Kingspan invests in ‘green steel’ firm which will be new supplier
Insulation maker says deal will see substantial reduction in its carbon emissions
Kingspan chief executive Gene Murtagh.
Insulation maker Kingspan has announced an investment in a “green steel” firm, as well as the intention to use it as a long-term supplier of its steel which would cut the company’s carbon emissions substantially.
Kingspan is investing in H2 Green Steel (H2GS), a company pioneering new green production methods for steel manufacturing using hydrogen, in a Series A equity fundraising round due to close later this month. Earlier announced investors in the same fundraising round include Scania, the IMAS Foundation, and Vargas.
Kingspan said on Friday it expects to ultimately be a single-digit minority shareholder alongside a similarly minded group of investors who wish to transition to low-carbon steel.
The total financing for the first phase of the project amounts to approximately €2.5 billion, the majority of which will be financed through “green project financing”, and Kingspan will be an early-stage equity investor.

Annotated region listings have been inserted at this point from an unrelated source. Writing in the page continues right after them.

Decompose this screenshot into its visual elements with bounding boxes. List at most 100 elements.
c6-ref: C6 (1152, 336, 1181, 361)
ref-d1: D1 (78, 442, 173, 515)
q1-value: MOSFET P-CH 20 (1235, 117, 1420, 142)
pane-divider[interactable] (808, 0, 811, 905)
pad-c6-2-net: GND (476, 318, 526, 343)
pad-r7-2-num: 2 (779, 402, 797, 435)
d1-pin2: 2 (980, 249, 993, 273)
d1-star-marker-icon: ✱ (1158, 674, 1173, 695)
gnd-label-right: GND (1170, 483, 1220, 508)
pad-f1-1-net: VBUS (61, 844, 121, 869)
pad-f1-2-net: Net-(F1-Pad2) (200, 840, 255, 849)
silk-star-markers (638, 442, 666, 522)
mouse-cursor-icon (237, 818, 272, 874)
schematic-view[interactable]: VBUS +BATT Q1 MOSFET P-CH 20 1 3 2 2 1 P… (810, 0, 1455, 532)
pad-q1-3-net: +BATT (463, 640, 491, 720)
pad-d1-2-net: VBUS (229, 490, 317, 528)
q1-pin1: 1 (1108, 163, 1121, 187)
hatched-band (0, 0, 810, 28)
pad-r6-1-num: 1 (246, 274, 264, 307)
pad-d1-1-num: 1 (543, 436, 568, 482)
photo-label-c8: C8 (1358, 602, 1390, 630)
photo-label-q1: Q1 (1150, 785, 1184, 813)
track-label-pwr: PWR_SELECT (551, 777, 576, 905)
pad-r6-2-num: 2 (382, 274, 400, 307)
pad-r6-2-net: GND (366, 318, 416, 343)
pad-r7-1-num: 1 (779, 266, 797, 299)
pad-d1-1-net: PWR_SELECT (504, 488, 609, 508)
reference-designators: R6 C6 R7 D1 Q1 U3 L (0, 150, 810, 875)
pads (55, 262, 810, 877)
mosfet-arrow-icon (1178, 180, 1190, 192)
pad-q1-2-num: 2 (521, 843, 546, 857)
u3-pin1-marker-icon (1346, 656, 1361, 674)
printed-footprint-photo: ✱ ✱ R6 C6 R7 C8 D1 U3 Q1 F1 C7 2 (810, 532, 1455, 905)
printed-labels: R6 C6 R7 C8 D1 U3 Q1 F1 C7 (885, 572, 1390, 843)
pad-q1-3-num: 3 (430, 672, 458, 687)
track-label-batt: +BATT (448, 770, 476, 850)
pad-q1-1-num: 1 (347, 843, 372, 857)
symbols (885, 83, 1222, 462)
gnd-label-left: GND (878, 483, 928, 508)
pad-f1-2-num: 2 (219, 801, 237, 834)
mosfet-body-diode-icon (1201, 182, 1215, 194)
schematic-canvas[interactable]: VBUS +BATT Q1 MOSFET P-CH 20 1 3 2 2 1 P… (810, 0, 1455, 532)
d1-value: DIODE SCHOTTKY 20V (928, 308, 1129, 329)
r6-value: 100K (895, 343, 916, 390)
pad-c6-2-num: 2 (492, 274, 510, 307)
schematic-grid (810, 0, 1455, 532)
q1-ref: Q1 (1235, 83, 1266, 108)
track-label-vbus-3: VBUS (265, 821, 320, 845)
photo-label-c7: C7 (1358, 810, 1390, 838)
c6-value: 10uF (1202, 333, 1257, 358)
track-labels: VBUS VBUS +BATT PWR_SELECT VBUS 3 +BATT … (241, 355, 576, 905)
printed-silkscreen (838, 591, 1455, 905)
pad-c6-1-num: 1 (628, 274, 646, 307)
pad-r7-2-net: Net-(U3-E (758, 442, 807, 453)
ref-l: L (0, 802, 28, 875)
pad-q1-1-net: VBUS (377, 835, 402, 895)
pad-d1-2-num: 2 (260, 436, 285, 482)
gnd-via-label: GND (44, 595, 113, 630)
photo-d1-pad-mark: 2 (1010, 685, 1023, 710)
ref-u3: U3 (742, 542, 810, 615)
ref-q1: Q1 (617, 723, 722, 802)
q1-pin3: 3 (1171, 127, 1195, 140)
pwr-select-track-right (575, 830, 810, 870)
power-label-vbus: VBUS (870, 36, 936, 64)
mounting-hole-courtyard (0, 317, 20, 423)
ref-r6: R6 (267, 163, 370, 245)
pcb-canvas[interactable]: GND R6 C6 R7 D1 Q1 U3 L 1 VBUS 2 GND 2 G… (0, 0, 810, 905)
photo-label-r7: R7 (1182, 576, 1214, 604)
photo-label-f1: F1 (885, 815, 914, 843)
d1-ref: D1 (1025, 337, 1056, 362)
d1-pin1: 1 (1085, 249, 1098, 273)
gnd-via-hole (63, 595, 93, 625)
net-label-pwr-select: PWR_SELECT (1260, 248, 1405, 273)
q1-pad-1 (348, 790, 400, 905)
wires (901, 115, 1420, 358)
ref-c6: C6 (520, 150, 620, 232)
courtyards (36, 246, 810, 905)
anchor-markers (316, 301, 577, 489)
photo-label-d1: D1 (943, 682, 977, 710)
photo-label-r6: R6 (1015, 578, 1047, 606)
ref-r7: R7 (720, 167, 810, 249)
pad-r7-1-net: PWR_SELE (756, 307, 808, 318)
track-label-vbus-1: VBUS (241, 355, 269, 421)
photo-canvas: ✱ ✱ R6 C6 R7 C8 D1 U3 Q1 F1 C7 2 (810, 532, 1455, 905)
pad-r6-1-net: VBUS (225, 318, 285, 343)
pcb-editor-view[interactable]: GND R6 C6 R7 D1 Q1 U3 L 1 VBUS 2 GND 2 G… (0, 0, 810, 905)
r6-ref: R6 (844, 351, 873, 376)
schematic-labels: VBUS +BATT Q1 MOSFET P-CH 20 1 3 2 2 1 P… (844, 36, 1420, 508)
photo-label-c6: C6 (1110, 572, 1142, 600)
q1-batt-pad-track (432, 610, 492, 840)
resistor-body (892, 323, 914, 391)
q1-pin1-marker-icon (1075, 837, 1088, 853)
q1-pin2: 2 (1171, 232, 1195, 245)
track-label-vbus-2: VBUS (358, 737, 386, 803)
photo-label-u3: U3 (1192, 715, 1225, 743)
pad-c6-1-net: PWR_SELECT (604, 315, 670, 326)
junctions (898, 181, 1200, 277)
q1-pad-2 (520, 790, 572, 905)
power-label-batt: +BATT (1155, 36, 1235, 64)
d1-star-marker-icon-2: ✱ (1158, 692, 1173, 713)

Production will commence in 2024, and by 2030 the plant will be producing 5 million tonnes of green steel annually. Henrik Henriksson, currently chief executive of Scania, will lead the company from May 1st.
Kingspan said its investment also reflects an intention to enter into a long-term agreement with H2GS, to supply a “substantial share” of Kingspan’s future steel requirements.
Kingspan is the first building materials company globally to make a commitment to procure H2 Green Steel at scale.
The building and infrastructure sectors are the biggest users of steel, accounting for 52 per cent of global demand, compared to 12 per cent from the car industry. Steel accounts for 7 per cent of global emissions.
Kingspan said H2GS’s production process replaces coke and coal with green hydrogen to achieve an almost a totally CO2-free steel product.
The process cuts about 95 per cent of the CO2 emissions associated with traditional blast furnace steel makers: one tonne of H2GS steel will emit less than 0.1 tonne of CO2 compared to more than two tonnes of CO2 emitted producing a traditional tonne of steel.
The green hydrogen gas is produced by electrolysis using electricity generated from hydro and wind power which is plentiful in the Boden-Lulea region in northern Sweden where H2GS is constructing the world’s first large-scale green steel production site.
Moving to low emissions steel would see Kingspan reduce embodied carbon in its insulated panel products by about 45 per cent.
Two thirds of Kingspan’s business revenue comes from the sale of insulated panels, which sandwich high-performance insulation between steel panels for use on building facades.
Kingspan chief executive Gene Murtagh said: “The building industry is a major user of steel, and steel production is a major source of carbon emissions.
“It is therefore clear that Kingspan’s Planet Passionate commitment to reduce emissions in its primary supply chain must include a new model of steel production.”
H2GS chairman Carl Erik Lagercrantz said the extent of steel’s contribution to emissions from the building and infrastructure sector “is not well understood, and green steel will be an important component as it seeks to decarbonise”.
“This will be a first investment and long-term supply partnership with a company in this space and reflects the depth of demand we see for the steel we will be producing,” he added.